Lake Urmia declined by 61 cm compared to last [Iranian calendar] year (March 2020-March 2021).In other words, 1423 square kilometers of the Lake’s surface has been reduced, losing 2 billion cubic meters of water, he added.

He went on to say that this environmental problem has increased the risk of salt dust storms in the region, which can have adverse effects on human communities and the lakeshore.

Shared between West Azarbaijan and East Azarbaijan provinces in northwestern Iran, Lake Urmia, was once the largest salt-water lake in West Asia. It was home to many migratory and indigenous animals including flamingos, pelicans, egrets, and ducks, and attracted hundreds of tourists every year who had bathed in the water to take advantage of the therapeutic properties of the lake.

However, decades of long-standing drought spells and elevated hot summer temperatures that speed up evaporation as well as increased water demands in the agriculture sector shrank the lake drastically.

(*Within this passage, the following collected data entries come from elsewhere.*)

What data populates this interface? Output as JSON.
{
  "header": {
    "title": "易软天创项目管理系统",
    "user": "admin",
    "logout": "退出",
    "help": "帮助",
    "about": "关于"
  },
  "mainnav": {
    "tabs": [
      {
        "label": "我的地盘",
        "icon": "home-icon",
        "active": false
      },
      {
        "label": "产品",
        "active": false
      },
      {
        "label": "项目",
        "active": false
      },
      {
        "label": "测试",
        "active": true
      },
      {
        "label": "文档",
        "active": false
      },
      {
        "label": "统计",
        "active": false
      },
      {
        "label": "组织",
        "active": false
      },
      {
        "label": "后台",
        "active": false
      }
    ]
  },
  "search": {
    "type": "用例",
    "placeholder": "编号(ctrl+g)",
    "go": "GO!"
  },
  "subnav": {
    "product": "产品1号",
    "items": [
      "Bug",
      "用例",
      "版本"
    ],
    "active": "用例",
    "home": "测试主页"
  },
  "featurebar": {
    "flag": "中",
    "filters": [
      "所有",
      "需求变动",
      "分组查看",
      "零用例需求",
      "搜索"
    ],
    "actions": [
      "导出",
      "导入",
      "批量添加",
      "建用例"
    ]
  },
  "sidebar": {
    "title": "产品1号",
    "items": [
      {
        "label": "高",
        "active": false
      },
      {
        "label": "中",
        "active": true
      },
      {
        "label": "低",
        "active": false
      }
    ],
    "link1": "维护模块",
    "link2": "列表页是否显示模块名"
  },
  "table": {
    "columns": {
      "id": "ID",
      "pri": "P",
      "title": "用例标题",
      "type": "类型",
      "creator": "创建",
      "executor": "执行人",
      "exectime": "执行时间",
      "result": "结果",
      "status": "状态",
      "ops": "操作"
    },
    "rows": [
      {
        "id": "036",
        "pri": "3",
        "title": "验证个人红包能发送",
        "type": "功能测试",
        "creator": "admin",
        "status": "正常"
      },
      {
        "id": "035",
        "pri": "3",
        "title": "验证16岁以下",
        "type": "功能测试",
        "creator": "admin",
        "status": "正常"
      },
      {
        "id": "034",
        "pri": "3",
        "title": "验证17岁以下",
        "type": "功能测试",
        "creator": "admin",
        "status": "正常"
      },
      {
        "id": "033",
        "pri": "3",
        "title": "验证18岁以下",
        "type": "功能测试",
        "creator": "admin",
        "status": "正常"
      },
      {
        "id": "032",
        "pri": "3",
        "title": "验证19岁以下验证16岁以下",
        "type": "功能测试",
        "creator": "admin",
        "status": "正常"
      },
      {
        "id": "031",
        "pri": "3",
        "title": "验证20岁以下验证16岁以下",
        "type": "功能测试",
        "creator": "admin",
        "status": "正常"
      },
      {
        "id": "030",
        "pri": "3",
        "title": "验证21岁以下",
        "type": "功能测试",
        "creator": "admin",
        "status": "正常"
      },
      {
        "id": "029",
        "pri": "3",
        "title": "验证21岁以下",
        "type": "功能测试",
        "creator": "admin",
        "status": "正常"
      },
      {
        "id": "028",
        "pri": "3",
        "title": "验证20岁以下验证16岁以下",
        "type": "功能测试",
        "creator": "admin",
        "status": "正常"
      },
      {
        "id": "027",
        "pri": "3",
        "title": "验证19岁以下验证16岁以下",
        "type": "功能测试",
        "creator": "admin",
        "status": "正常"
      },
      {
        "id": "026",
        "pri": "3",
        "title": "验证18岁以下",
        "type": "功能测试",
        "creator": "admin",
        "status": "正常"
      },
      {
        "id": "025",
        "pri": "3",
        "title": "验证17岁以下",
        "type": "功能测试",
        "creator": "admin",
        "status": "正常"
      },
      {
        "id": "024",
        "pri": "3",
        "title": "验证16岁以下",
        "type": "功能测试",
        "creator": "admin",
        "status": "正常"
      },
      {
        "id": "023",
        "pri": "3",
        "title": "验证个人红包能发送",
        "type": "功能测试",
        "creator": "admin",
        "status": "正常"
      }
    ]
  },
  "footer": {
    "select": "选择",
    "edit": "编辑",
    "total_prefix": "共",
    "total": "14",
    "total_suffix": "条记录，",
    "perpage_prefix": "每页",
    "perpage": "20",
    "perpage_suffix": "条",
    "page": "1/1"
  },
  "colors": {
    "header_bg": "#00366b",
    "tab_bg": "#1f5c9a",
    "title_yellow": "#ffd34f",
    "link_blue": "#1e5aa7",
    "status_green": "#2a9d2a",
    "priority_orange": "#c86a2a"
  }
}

In 1999 the volume of water which was at 30 billion cubic meters drastically decreased to half a billion cubic meters in 2013. Moreover, the lake surface area of 5,000 square kilometers in 1997 shrunk to one-tenth of that to 500 square kilometers in 2013.

Lake's surface area reached up to 2,917 square kilometers, indicating 1,582 square kilometers increase in comparison to 2013 when the Lake Urmia Restoration Program began.

The level of Lake Urmia has reached 1,271 meters, which indicates an increase of over 1.39 meters compared to the lowest volume recorded. However, it still needs 9.5 billion cubic meters of water to reach its ecological level.

The above normal levels of rain came to help conservation measures to preserve Lake Urmia, but, this year, the drought and low rainfall are threatening the lake again.